On November 7, the High Museum of Art in Atlanta launched its first exhibit of fashion design, featuring the works of Dutch designer, Iris Van Herpen. I am spending a few posts celebrating Ms. Herpen’s work and this exhibit of 45 pieces of her work, which will be on view at the High Museum of Art until May 15, 2016. This exhibit (along with the expansive catalog of this exhibit prepared through a collaboration of the High Museum of Art and the Groninger Museum, Netherlands and written primarily by the High Museum’s Curator of Decorative Arts and Design, Sarah Schleuning) document the evolution of Ms. Herpen’s work over the past few years and provide an interesting and rare view of one of the world’s most innovative fashion designers. Iris Van Herpen is truly a pioneer in today’s contemporary fashion world.
Curator Sarah Schleuning conducts an interview with Iris Van Herpen which is documented as part of the exhibit catalog, and took place right outside of Ms. Herpen’s atelier in Amsterdam, where she is surrounded by other working artists of all kinds and from whom she regularly finds inspiration and comradery. I am planning to visit her studio in Amsterdam in the spring with a group from the High Museum and am so looking forward to seeing her creative space.
Here are a few choice excerpts from that interview on what fashion and couture mean to Iris Van Herpen[i]:
Sarah Schleuning: You are known for your incredible couture designs. The idea of couture can mean different things to different people, from celebrity pack Paris runways to a bread of loungewear. What does couture mean to you?
Iris Van Herpen: Couture is the reason I went into fashion. It is a free space, where there is time for doing research and where you have the space to experiment, to develop new techniques, to collaborate with people from other disciplines. I like that in couture I can go into my future thoughts, where I can fantasize about something and take the time to explore it. At the same time, it’s also the place where you go back in time, where you look at old craftsmanship and you try to take that into a new space today. For me, couture is the place where I can bring history and the future together into one piece, and I can spend the amount of time that I need. It’s really a place where you can dream.

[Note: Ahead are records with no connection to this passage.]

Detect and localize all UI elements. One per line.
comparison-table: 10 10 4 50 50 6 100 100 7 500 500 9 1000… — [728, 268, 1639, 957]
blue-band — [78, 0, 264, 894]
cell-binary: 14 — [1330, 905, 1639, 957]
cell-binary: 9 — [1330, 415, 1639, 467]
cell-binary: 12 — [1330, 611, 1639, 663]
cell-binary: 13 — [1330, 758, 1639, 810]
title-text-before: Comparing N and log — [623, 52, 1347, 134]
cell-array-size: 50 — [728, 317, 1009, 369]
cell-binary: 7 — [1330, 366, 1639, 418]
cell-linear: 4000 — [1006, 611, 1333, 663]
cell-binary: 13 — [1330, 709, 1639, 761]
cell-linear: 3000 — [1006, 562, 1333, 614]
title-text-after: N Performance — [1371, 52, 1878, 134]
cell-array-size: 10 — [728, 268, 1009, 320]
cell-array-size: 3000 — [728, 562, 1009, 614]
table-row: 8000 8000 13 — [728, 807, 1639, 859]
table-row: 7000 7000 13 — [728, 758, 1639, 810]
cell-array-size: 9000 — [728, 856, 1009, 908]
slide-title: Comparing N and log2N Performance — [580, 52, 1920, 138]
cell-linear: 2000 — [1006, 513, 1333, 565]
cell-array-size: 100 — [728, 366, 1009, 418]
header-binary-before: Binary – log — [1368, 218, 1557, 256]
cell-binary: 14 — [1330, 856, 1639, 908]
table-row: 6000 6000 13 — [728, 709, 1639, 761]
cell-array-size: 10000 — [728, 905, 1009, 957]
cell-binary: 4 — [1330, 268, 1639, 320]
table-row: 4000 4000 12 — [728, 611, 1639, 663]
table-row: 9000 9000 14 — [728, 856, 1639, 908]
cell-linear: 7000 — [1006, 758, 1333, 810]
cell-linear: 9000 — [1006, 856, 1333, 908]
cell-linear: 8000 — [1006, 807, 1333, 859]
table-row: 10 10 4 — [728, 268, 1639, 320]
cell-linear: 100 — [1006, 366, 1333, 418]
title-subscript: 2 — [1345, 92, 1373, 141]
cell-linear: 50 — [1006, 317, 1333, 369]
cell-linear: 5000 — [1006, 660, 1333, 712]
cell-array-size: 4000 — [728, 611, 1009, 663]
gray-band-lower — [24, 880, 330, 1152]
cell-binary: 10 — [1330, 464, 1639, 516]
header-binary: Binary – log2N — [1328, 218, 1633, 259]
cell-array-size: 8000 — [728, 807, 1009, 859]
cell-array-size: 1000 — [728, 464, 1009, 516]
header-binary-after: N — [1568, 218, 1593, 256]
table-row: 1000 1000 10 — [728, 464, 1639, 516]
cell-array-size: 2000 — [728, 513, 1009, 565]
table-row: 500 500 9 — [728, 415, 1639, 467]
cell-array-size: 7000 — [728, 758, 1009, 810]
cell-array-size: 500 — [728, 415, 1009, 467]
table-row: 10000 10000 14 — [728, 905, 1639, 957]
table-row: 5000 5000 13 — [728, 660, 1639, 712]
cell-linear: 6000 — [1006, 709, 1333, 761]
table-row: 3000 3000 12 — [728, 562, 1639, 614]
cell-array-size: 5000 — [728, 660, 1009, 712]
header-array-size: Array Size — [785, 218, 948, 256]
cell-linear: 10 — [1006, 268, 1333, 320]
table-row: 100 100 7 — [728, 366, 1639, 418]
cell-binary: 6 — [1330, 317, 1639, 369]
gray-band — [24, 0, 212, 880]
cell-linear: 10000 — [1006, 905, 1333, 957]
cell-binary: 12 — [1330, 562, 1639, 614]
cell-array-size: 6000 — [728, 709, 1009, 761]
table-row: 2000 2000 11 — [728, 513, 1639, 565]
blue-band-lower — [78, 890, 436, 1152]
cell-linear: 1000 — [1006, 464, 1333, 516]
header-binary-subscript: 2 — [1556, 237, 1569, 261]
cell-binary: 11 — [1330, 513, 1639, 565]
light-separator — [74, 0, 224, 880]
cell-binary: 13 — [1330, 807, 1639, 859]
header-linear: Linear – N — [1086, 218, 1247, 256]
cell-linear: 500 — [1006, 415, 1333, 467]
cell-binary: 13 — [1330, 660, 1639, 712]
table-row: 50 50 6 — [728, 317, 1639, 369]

Sarah Schleuning: A lot of your work seems to draw inspiration from the organic. Are you influenced by the ideas of biomimicry that nature and its systems should be seen as a primary source of inspiration and innovation in design, science and technology?
Iris Van Herpen: Yes, nature is a big influence. How can I not be? It’s the most beautiful thing that there is. It’s creation. It’s never ending. I look to nature a lot and also to the processes within nature. Even when you look at technology today, often technology is inspired by natural processes, so it’s one big loop. And it’s inspiring to be in that loop.
Sarah Schleuning: What are some of the other significant influences for you?
Iris Van Herpen: The things that influence me in my work are quite broad. I think dance is an important inspiration. Besides that, it’s architecture. It’s art. It’s a lot of artists I know personally. It’s not only the work of art but can be the artist himself or herself that inspires me. And science is something that is opening up my mind and is very much an inspiration.
Sarah Schleuning: You tend to experiment with a range of materials from the more traditional or expected to those that surprise or are not always what they seem, like metal mesh or parts of umbrellas. What role do materials play in your design process?
Iris Van Herpen: Materials are the starting point of every collection. Of course I have an idea and a direction, but in the end the materials are the deciding factor. I often feel attracted to materials that I don’t know how to handle, so the collections have a mix of more classic materials – like a silk, or a wool, or Japanese fabrics – and fabrics that are outside of fashion. For example, in Chemical Crows I used umbrella pins, and in Refinery Smoke we made wreaths of metal wire. I’ve also used materials like Dragon Skin [milky, membrane-like silicone material] that are made for the film industry to make masks, and the 3-D prints can contain a fully transparent material or a flexible silicone-like material.
Sarah Schleuning: What areas or ideal do you want to explore next?
Iris Van Herpen: There will be a lot of exciting things for me to explore within material developments. There are incredible experiments going on within nanotechnology that create potential for forthcoming materials with completely new behaviors. A range of these new materials cannot be biologically grown. I imagine products being “grown” from biological organisms that are sustainable and environmentally friendly. Four-D printing also creates an interesting mindset as it potentially creates objects that change over time. That would open up a whole new world for me in designing a dress that changes over time – I can design her movement, her metamorphosis.
So much more to come from this beautiful mind.